Sejarah Berdirinya Keuskupan Palangkaraya
Perkembangan misi baik dari segi kuantitas maupun kualitas terus berlanjut di pedalaman Kalimantan Tengah. Melihat perkembangan yang demikian itu, Uskup Banjarmasin, Mgr. F.X. Prajasuta, MSF berniat agar wilayah kegembalaannya dimekarkan menjadi dua Keuskupan, yakni Keuskupan Banjarmasin dan Keuskupan Palangka Raya. Pada tgl 14 November 1992, Surat permohonan perihal pemekaran keuskupan dikirim ke Tahta Suci. Pada tanggal 14 April 1993, Tahta Suci mengabulkan permohonan tersebut dan mengumumkannya secara resmi, sebagai tahun berdirinya Keuskupan Palangka Raya dengan wilayah Provinsi Kalimantan Tengah dan mengangkat Mgr. Julius Aloysius Husin, MSF sebagai Uskup pertama Keuskupan Palangka Raya. Pentahbisannya dilaksanakan di Palangka Raya pada tanggal 17 Oktober 1993.
Dalam kepemimpinan Mgr. J.A. Husin, MSF, Keuskupan yang baru ini mulai berbenah diri secara pelan-pelan. Untuk mewujudkan pembenahan tersebut, beliau mengundang semua petugas Pastoral, utusan-utusan komunitas suster dan beberapa wakil umat untuk ikut serta dalam Raker pada tanggal 4-8 Oktober 1994. Raker ini menghasilkan Pedoman Kerja Keuskupan Palangka Raya (PKKP). Namun, Tuhan berkehendak lain. 5 hari setelah Raker, tepatnya pada tgl. 13 Oktober 1994, Mgr. J.A. Husin, MSF menghadap Bapa. Setelah beliau wafat, P. Martin M. Anggut, SVD (Vikjen) diangkat sebagai Administrator Diosesan Palangka Raya. Beliau dibantu oleh Br. Jan Bouw, CSD sebagai Ekonom Keuskupan.

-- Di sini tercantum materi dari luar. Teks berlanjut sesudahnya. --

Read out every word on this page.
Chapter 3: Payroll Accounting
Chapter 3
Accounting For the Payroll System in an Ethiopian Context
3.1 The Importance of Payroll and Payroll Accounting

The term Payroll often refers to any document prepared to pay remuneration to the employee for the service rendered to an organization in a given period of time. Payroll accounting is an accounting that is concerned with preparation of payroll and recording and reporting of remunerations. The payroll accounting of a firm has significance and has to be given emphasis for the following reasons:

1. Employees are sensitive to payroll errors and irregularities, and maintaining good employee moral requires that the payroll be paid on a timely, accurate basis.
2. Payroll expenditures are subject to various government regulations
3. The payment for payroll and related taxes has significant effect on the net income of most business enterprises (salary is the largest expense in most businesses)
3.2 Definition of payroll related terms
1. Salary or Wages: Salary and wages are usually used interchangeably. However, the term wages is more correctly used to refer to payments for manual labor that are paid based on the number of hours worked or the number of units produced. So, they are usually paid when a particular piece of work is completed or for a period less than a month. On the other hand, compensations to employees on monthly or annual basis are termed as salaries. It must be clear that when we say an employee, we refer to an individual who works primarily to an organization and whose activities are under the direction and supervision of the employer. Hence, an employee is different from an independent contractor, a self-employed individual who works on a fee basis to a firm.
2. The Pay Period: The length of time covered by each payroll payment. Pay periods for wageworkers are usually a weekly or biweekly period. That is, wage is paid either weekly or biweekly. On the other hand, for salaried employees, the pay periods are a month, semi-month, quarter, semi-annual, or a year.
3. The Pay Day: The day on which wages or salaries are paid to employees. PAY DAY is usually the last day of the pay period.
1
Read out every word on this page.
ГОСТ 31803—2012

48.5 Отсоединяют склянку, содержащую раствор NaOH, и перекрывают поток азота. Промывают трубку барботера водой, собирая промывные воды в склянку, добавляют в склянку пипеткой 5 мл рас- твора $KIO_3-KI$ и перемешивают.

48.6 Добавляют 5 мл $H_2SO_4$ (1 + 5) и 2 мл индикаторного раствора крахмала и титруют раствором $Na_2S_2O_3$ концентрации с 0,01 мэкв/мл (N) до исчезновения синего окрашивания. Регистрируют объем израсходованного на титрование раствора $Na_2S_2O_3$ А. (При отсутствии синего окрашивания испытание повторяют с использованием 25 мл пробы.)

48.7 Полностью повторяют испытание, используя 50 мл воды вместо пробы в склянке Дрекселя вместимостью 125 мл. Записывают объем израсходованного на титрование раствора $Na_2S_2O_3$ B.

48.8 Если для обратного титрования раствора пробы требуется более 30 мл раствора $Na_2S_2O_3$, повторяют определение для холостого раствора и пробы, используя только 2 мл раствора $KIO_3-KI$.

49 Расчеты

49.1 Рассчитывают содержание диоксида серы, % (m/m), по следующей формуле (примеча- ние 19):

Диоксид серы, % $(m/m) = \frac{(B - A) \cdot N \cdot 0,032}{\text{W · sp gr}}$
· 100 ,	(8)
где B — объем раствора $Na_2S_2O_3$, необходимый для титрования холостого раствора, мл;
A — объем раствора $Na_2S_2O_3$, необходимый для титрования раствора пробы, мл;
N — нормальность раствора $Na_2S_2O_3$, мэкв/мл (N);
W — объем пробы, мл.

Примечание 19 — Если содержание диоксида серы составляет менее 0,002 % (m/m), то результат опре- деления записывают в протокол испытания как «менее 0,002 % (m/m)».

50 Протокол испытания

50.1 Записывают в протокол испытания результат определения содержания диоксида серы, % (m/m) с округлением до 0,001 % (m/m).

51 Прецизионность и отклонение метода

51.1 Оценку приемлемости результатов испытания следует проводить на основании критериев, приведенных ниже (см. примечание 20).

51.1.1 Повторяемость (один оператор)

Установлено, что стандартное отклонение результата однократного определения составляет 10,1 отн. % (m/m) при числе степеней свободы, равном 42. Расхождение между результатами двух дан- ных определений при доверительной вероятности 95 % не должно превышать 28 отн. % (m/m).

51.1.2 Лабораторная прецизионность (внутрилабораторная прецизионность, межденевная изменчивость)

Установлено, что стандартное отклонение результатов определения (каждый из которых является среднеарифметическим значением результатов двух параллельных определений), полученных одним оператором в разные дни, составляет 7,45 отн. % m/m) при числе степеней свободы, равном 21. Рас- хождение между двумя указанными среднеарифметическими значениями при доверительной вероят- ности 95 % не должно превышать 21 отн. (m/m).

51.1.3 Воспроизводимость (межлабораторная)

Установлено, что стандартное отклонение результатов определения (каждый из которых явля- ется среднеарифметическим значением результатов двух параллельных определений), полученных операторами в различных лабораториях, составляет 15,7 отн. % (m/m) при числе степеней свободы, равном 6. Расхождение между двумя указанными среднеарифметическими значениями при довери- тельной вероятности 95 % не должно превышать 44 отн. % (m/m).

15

Pada tanggal 26 Januari 1997, Mgr. Florensius Sidot, OFMCap dilantik sebagai Administrator Apostolik Keuskupan Palangka Raya. Beliau memimpin Keuskupan ini selama kurang lebih 3 tahun dibantu oleh P. Martin M. Anggut, SVD sebagai Vikjen/Sekretaris dan Br. Jan Bouw, CSD sebagai Ekonom sampai dengan September 1999. Tugas sebagai Ekonom kemudian dijabat oleh P. Patrick Hartadi, OFMCap karena Br. Jan Bow, CSD meninggal dalam kecelakaan pesawat di Medan.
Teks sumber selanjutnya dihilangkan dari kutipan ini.